Melanie Klein foi uma importante psicanalista que estudou a vida emocional dos bebês constatando que a inveja está presente na organização e desenvolvimento psíquico desde os primeiros dias de vida, sendo dirigido ao seio materno, ora tomado como objeto bom (nutrição), ora pelo objeto mau (ausência), e que diante deste querer e não ter, a inveja surge e faz com que o bebê experimente uma angústia e agressividade em sua forma mais destrutiva, numa dualidade que faz com que se preserve a existência do objeto bom, dirigindo sua agressividade para o objeto mau.

Quando a integração não é possível, na vida adulta o indivíduo terá dificuldade em preservar o objeto bom dos ataques do objeto mau, atacando como manifestação de um sentimento de ódio diante do bem-estar ou prosperidade do outro, além de um desejo que algo de mal o aconteça exatamente porque ao se formar uma parcela de si próprio a partir da identificação com o outro, este estado o aliena a pensar no sentimento que o sucesso do outro está lhe provocando.

O invejoso sofre por aquilo que lhe falta e se alegra com o sofrimento alheio, normalmente de alguém próximo, manifestando perturbação diante do sucesso do outro por denunciar o quanto ele gostaria de estar neste lugar.

Quando nos deixamos levar pela inveja estamos num estado emocional primário, e o que existe de fato é uma tendência para a irracionalidade que pode levar à insanidade, que enquanto não olhados, ficam à mercê de atitudes comandadas pelos instintos, fazendo-nos inventar justificativas para falar sobre ou de alguém, invejando, tendo dificuldade de aplaudir o outro.

Já o ciúme faz parte de um sentimento gerado pela entrada de uma terceira pessoa que ao surgir aciona uma dificuldade interna de conviver com quem ele sente como ameaça.

A destrutividade do ciúme leva o indivíduo a irracionalidade, muitas vezes levados ao extremo, e quando atravessa a linha tênue torna-se um ciúme patológico, capaz de gerar morte, atrocidades, levando o ciumento a ter a falsa ilusão de que ao invadir a privacidade e vida do outro estará mais seguro, mas na verdade, o torna mais distante de tratar os acionamentos internos que provocam o mesmo a sentir ciúmes desmedidamente, e como sabemos, tudo que não tratamos, repetimos.
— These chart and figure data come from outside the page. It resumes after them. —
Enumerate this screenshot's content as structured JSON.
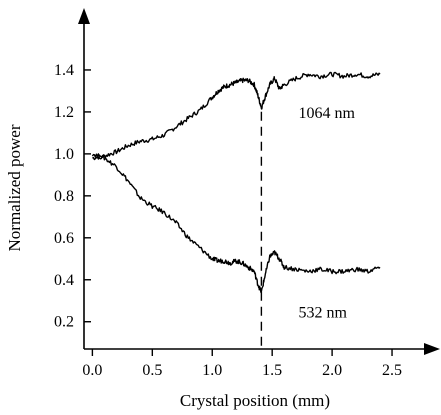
{
  "chart_data": {
    "type": "line",
    "title": "",
    "xlabel": "Crystal position (mm)",
    "ylabel": "Normalized power",
    "xlim": [
      -0.07,
      2.75
    ],
    "ylim": [
      0.07,
      1.6
    ],
    "xticks": [
      0.0,
      0.5,
      1.0,
      1.5,
      2.0,
      2.5
    ],
    "xtick_labels": [
      "0.0",
      "0.5",
      "1.0",
      "1.5",
      "2.0",
      "2.5"
    ],
    "yticks": [
      0.2,
      0.4,
      0.6,
      0.8,
      1.0,
      1.2,
      1.4
    ],
    "ytick_labels": [
      "0.2",
      "0.4",
      "0.6",
      "0.8",
      "1.0",
      "1.2",
      "1.4"
    ],
    "grid": false,
    "legend": "none",
    "annotations": [
      {
        "text": "1064 nm",
        "x": 1.72,
        "y": 1.17
      },
      {
        "text": "532 nm",
        "x": 1.72,
        "y": 0.22
      }
    ],
    "vertical_line": {
      "x": 1.41,
      "style": "dashed"
    },
    "series": [
      {
        "label": "1064 nm",
        "x": [
          0.0,
          0.1,
          0.2,
          0.3,
          0.4,
          0.5,
          0.6,
          0.7,
          0.8,
          0.9,
          1.0,
          1.05,
          1.1,
          1.15,
          1.2,
          1.25,
          1.3,
          1.35,
          1.38,
          1.41,
          1.44,
          1.48,
          1.52,
          1.56,
          1.6,
          1.7,
          1.8,
          1.9,
          2.0,
          2.1,
          2.2,
          2.3,
          2.4
        ],
        "y": [
          0.98,
          0.99,
          1.01,
          1.04,
          1.06,
          1.07,
          1.09,
          1.13,
          1.17,
          1.21,
          1.27,
          1.3,
          1.32,
          1.33,
          1.34,
          1.35,
          1.35,
          1.33,
          1.28,
          1.22,
          1.27,
          1.33,
          1.36,
          1.31,
          1.33,
          1.36,
          1.38,
          1.37,
          1.38,
          1.37,
          1.38,
          1.37,
          1.38
        ]
      },
      {
        "label": "532 nm",
        "x": [
          0.0,
          0.1,
          0.2,
          0.3,
          0.4,
          0.5,
          0.6,
          0.7,
          0.8,
          0.9,
          1.0,
          1.05,
          1.1,
          1.15,
          1.2,
          1.25,
          1.3,
          1.35,
          1.38,
          1.41,
          1.44,
          1.48,
          1.52,
          1.56,
          1.6,
          1.7,
          1.8,
          1.9,
          2.0,
          2.1,
          2.2,
          2.3,
          2.4
        ],
        "y": [
          1.0,
          0.98,
          0.94,
          0.87,
          0.79,
          0.75,
          0.72,
          0.67,
          0.6,
          0.55,
          0.5,
          0.49,
          0.49,
          0.48,
          0.49,
          0.48,
          0.46,
          0.44,
          0.38,
          0.34,
          0.42,
          0.51,
          0.53,
          0.5,
          0.46,
          0.45,
          0.44,
          0.45,
          0.44,
          0.44,
          0.45,
          0.44,
          0.46
        ]
      }
    ]
  }
}
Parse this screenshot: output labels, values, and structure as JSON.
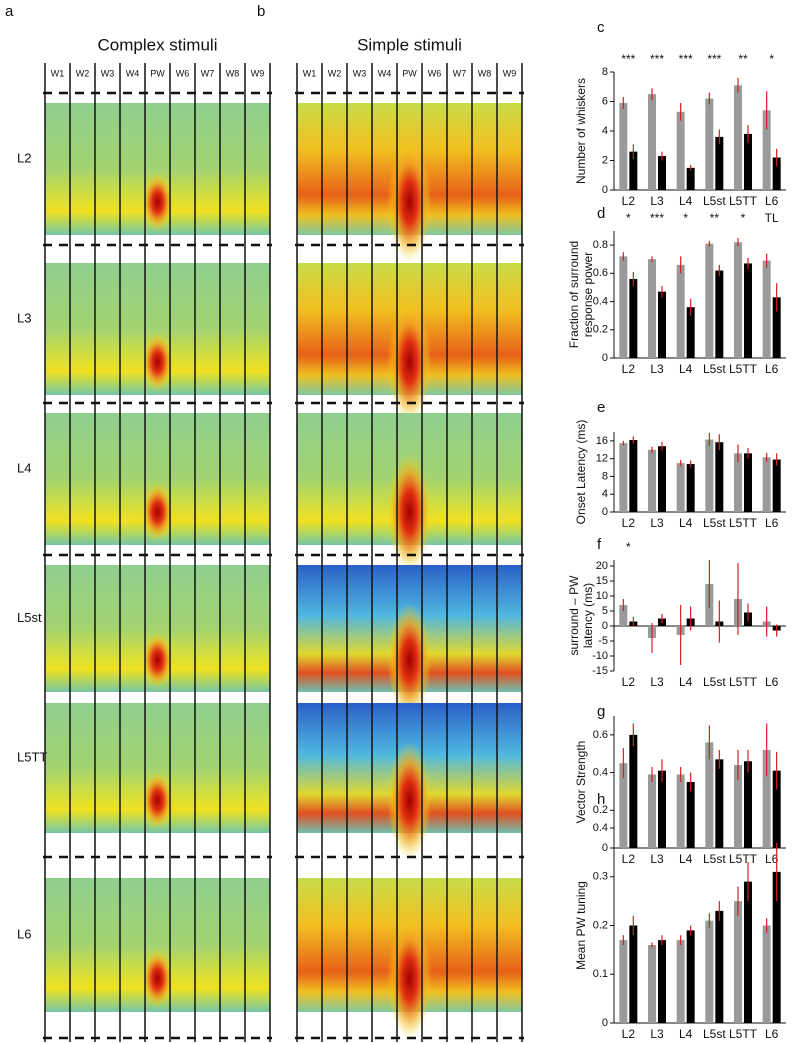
{
  "panels": [
    {
      "letter": "a",
      "title": "Complex stimuli"
    },
    {
      "letter": "b",
      "title": "Simple stimuli"
    }
  ],
  "whiskers": [
    "W1",
    "W2",
    "W3",
    "W4",
    "PW",
    "W6",
    "W7",
    "W8",
    "W9"
  ],
  "layers": [
    "L2",
    "L3",
    "L4",
    "L5st",
    "L5TT",
    "L6"
  ],
  "chart_data": [
    {
      "type": "bar",
      "letter": "c",
      "ylabel": [
        "Number of whiskers"
      ],
      "categories": [
        "L2",
        "L3",
        "L4",
        "L5st",
        "L5TT",
        "L6"
      ],
      "annotations": [
        "***",
        "***",
        "***",
        "***",
        "**",
        "*"
      ],
      "ylim": [
        0,
        8
      ],
      "yticks": [
        0,
        2,
        4,
        6,
        8
      ],
      "series": [
        {
          "color": "#9a9a9a",
          "values": [
            5.9,
            6.5,
            5.3,
            6.2,
            7.1,
            5.4
          ],
          "errors": [
            0.4,
            0.4,
            0.6,
            0.4,
            0.5,
            1.3
          ]
        },
        {
          "color": "#000000",
          "values": [
            2.6,
            2.3,
            1.5,
            3.6,
            3.8,
            2.2
          ],
          "errors": [
            0.5,
            0.3,
            0.2,
            0.5,
            0.6,
            0.6
          ]
        }
      ]
    },
    {
      "type": "bar",
      "letter": "d",
      "ylabel": [
        "Fraction of surround",
        "response power"
      ],
      "categories": [
        "L2",
        "L3",
        "L4",
        "L5st",
        "L5TT",
        "L6"
      ],
      "annotations": [
        "*",
        "***",
        "*",
        "**",
        "*",
        "TL"
      ],
      "ylim": [
        0,
        0.9
      ],
      "yticks": [
        0,
        0.2,
        0.4,
        0.6,
        0.8
      ],
      "series": [
        {
          "color": "#9a9a9a",
          "values": [
            0.72,
            0.7,
            0.66,
            0.81,
            0.82,
            0.69
          ],
          "errors": [
            0.03,
            0.02,
            0.06,
            0.02,
            0.03,
            0.05
          ]
        },
        {
          "color": "#000000",
          "values": [
            0.56,
            0.47,
            0.36,
            0.62,
            0.67,
            0.43
          ],
          "errors": [
            0.05,
            0.04,
            0.06,
            0.04,
            0.04,
            0.1
          ]
        }
      ]
    },
    {
      "type": "bar",
      "letter": "e",
      "ylabel": [
        "Onset Latency (ms)"
      ],
      "categories": [
        "L2",
        "L3",
        "L4",
        "L5st",
        "L5TT",
        "L6"
      ],
      "ylim": [
        0,
        18
      ],
      "yticks": [
        0,
        4,
        8,
        12,
        16
      ],
      "series": [
        {
          "color": "#9a9a9a",
          "values": [
            15.5,
            14,
            11,
            16.3,
            13.2,
            12.3
          ],
          "errors": [
            0.5,
            0.7,
            0.7,
            1.5,
            2,
            1
          ]
        },
        {
          "color": "#000000",
          "values": [
            16.2,
            14.8,
            10.8,
            15.7,
            13.2,
            11.8
          ],
          "errors": [
            0.8,
            1,
            0.8,
            1.8,
            1.2,
            1.4
          ]
        }
      ]
    },
    {
      "type": "bar",
      "letter": "f",
      "ylabel": [
        "surround – PW",
        "latency (ms)"
      ],
      "categories": [
        "L2",
        "L3",
        "L4",
        "L5st",
        "L5TT",
        "L6"
      ],
      "annotations": [
        "*",
        null,
        null,
        null,
        null,
        null
      ],
      "ylim": [
        -15,
        22
      ],
      "yticks": [
        -15,
        -10,
        -5,
        0,
        5,
        10,
        15,
        20
      ],
      "series": [
        {
          "color": "#9a9a9a",
          "values": [
            7,
            -4,
            -3,
            14,
            9,
            1.5
          ],
          "errors": [
            2,
            5,
            10,
            8,
            12,
            5
          ]
        },
        {
          "color": "#000000",
          "values": [
            1.5,
            2.5,
            2.5,
            1.5,
            4.5,
            -1.5
          ],
          "errors": [
            1.5,
            1.5,
            4,
            7,
            3,
            2
          ]
        }
      ]
    },
    {
      "type": "bar",
      "letter": "g",
      "ylabel": [
        "Vector Strength"
      ],
      "categories": [
        "L2",
        "L3",
        "L4",
        "L5st",
        "L5TT",
        "L6"
      ],
      "ylim": [
        0,
        0.7
      ],
      "yticks": [
        0,
        0.2,
        0.4,
        0.6
      ],
      "series": [
        {
          "color": "#9a9a9a",
          "values": [
            0.45,
            0.39,
            0.39,
            0.56,
            0.44,
            0.52
          ],
          "errors": [
            0.08,
            0.04,
            0.04,
            0.09,
            0.08,
            0.14
          ]
        },
        {
          "color": "#000000",
          "values": [
            0.6,
            0.41,
            0.35,
            0.47,
            0.46,
            0.41
          ],
          "errors": [
            0.06,
            0.06,
            0.05,
            0.05,
            0.06,
            0.1
          ]
        }
      ]
    },
    {
      "type": "bar",
      "letter": "h",
      "ylabel": [
        "Mean PW tuning"
      ],
      "categories": [
        "L2",
        "L3",
        "L4",
        "L5st",
        "L5TT",
        "L6"
      ],
      "ylim": [
        0,
        0.4
      ],
      "yticks": [
        0,
        0.1,
        0.2,
        0.3,
        0.4
      ],
      "series": [
        {
          "color": "#9a9a9a",
          "values": [
            0.17,
            0.16,
            0.17,
            0.21,
            0.25,
            0.2
          ],
          "errors": [
            0.01,
            0.005,
            0.01,
            0.015,
            0.03,
            0.015
          ]
        },
        {
          "color": "#000000",
          "values": [
            0.2,
            0.17,
            0.19,
            0.23,
            0.29,
            0.31
          ],
          "errors": [
            0.02,
            0.01,
            0.01,
            0.02,
            0.04,
            0.06
          ]
        }
      ]
    }
  ]
}
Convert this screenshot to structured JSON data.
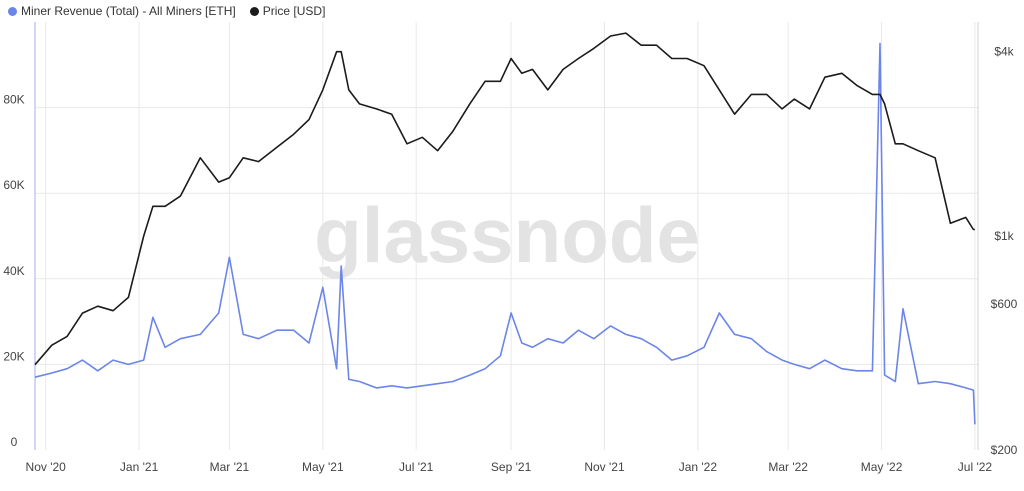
{
  "legend": {
    "miner_label": "Miner Revenue (Total) - All Miners [ETH]",
    "price_label": "Price [USD]"
  },
  "watermark": "glassnode",
  "colors": {
    "miner": "#6b86e8",
    "price": "#1b1b1b",
    "grid": "#e8e8e8"
  },
  "chart_data": {
    "type": "line",
    "x_tick_labels": [
      "Nov '20",
      "Jan '21",
      "Mar '21",
      "May '21",
      "Jul '21",
      "Sep '21",
      "Nov '21",
      "Jan '22",
      "Mar '22",
      "May '22",
      "Jul '22"
    ],
    "y_left": {
      "ticks": [
        0,
        20000,
        40000,
        60000,
        80000
      ],
      "tick_labels": [
        "0",
        "20K",
        "40K",
        "60K",
        "80K"
      ],
      "range": [
        0,
        100000
      ]
    },
    "y_right": {
      "scale": "log",
      "ticks": [
        200,
        600,
        1000,
        4000
      ],
      "tick_labels": [
        "$200",
        "$600",
        "$1k",
        "$4k"
      ],
      "range": [
        200,
        5000
      ]
    },
    "grid": true,
    "legend_position": "top-left",
    "series": [
      {
        "name": "Miner Revenue (Total) - All Miners [ETH]",
        "axis": "left",
        "x": [
          "2020-10-25",
          "2020-11-05",
          "2020-11-15",
          "2020-11-25",
          "2020-12-05",
          "2020-12-15",
          "2020-12-25",
          "2021-01-04",
          "2021-01-10",
          "2021-01-18",
          "2021-01-28",
          "2021-02-10",
          "2021-02-22",
          "2021-03-01",
          "2021-03-10",
          "2021-03-20",
          "2021-04-01",
          "2021-04-12",
          "2021-04-22",
          "2021-05-01",
          "2021-05-10",
          "2021-05-13",
          "2021-05-18",
          "2021-05-25",
          "2021-06-05",
          "2021-06-15",
          "2021-06-25",
          "2021-07-05",
          "2021-07-15",
          "2021-07-25",
          "2021-08-05",
          "2021-08-15",
          "2021-08-25",
          "2021-09-01",
          "2021-09-08",
          "2021-09-15",
          "2021-09-25",
          "2021-10-05",
          "2021-10-15",
          "2021-10-25",
          "2021-11-05",
          "2021-11-15",
          "2021-11-25",
          "2021-12-05",
          "2021-12-15",
          "2021-12-25",
          "2022-01-05",
          "2022-01-15",
          "2022-01-25",
          "2022-02-05",
          "2022-02-15",
          "2022-02-25",
          "2022-03-05",
          "2022-03-15",
          "2022-03-25",
          "2022-04-05",
          "2022-04-15",
          "2022-04-25",
          "2022-04-30",
          "2022-05-03",
          "2022-05-10",
          "2022-05-15",
          "2022-05-25",
          "2022-06-05",
          "2022-06-15",
          "2022-06-25",
          "2022-06-30",
          "2022-07-01"
        ],
        "y": [
          17000,
          18000,
          19000,
          21000,
          18500,
          21000,
          20000,
          21000,
          31000,
          24000,
          26000,
          27000,
          32000,
          45000,
          27000,
          26000,
          28000,
          28000,
          25000,
          38000,
          19000,
          43000,
          16500,
          16000,
          14500,
          15000,
          14500,
          15000,
          15500,
          16000,
          17500,
          19000,
          22000,
          32000,
          25000,
          24000,
          26000,
          25000,
          28000,
          26000,
          29000,
          27000,
          26000,
          24000,
          21000,
          22000,
          24000,
          32000,
          27000,
          26000,
          23000,
          21000,
          20000,
          19000,
          21000,
          19000,
          18500,
          18500,
          95000,
          17500,
          16000,
          33000,
          15500,
          16000,
          15500,
          14500,
          14000,
          6000
        ]
      },
      {
        "name": "Price [USD]",
        "axis": "right",
        "x": [
          "2020-10-25",
          "2020-11-05",
          "2020-11-15",
          "2020-11-25",
          "2020-12-05",
          "2020-12-15",
          "2020-12-25",
          "2021-01-04",
          "2021-01-10",
          "2021-01-18",
          "2021-01-28",
          "2021-02-10",
          "2021-02-22",
          "2021-03-01",
          "2021-03-10",
          "2021-03-20",
          "2021-04-01",
          "2021-04-12",
          "2021-04-22",
          "2021-05-01",
          "2021-05-10",
          "2021-05-13",
          "2021-05-18",
          "2021-05-25",
          "2021-06-05",
          "2021-06-15",
          "2021-06-25",
          "2021-07-05",
          "2021-07-15",
          "2021-07-25",
          "2021-08-05",
          "2021-08-15",
          "2021-08-25",
          "2021-09-01",
          "2021-09-08",
          "2021-09-15",
          "2021-09-25",
          "2021-10-05",
          "2021-10-15",
          "2021-10-25",
          "2021-11-05",
          "2021-11-15",
          "2021-11-25",
          "2021-12-05",
          "2021-12-15",
          "2021-12-25",
          "2022-01-05",
          "2022-01-15",
          "2022-01-25",
          "2022-02-05",
          "2022-02-15",
          "2022-02-25",
          "2022-03-05",
          "2022-03-15",
          "2022-03-25",
          "2022-04-05",
          "2022-04-15",
          "2022-04-25",
          "2022-04-30",
          "2022-05-03",
          "2022-05-10",
          "2022-05-15",
          "2022-05-25",
          "2022-06-05",
          "2022-06-15",
          "2022-06-25",
          "2022-06-30",
          "2022-07-01"
        ],
        "y": [
          380,
          440,
          470,
          560,
          590,
          570,
          630,
          1000,
          1250,
          1250,
          1350,
          1800,
          1500,
          1550,
          1800,
          1750,
          1950,
          2150,
          2400,
          3000,
          4000,
          4000,
          3000,
          2700,
          2600,
          2500,
          2000,
          2100,
          1900,
          2200,
          2700,
          3200,
          3200,
          3800,
          3400,
          3500,
          3000,
          3500,
          3800,
          4100,
          4500,
          4600,
          4200,
          4200,
          3800,
          3800,
          3600,
          3000,
          2500,
          2900,
          2900,
          2600,
          2800,
          2600,
          3300,
          3400,
          3100,
          2900,
          2900,
          2700,
          2000,
          2000,
          1900,
          1800,
          1100,
          1150,
          1050,
          1050
        ]
      }
    ]
  }
}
Na peça Édipo rei de Sófocles ocorre uma demonstração nítida da força destrutiva do ciúme onde o pai tenta se livrar do predestinado parricídio oracular, mandando matar o filho Édipo que por sua vez assassina o pai para ter o amor da mãe Jocasta só para si.

Estes dois sentimentos nos trazem uma importante reflexão que enquanto não trazidos à luz, atuam e nos mantem num funcionamento destrutivo diante do equívoco controle dos próprios acionamentos que não consideram a partilha do amor e a existência do outro.

Todos nascemos com a semente do ciúme e da inveja, e em ambos os casos, se não tratamos, a nossa voracidade será capaz de destruir qualquer outro que exista além do nosso próprio narcisismo, e neste caso, considerar o outro nos ajuda a rever os nossos próprios sentimentos e quem sabe transforma-los em algo menos destrutivo.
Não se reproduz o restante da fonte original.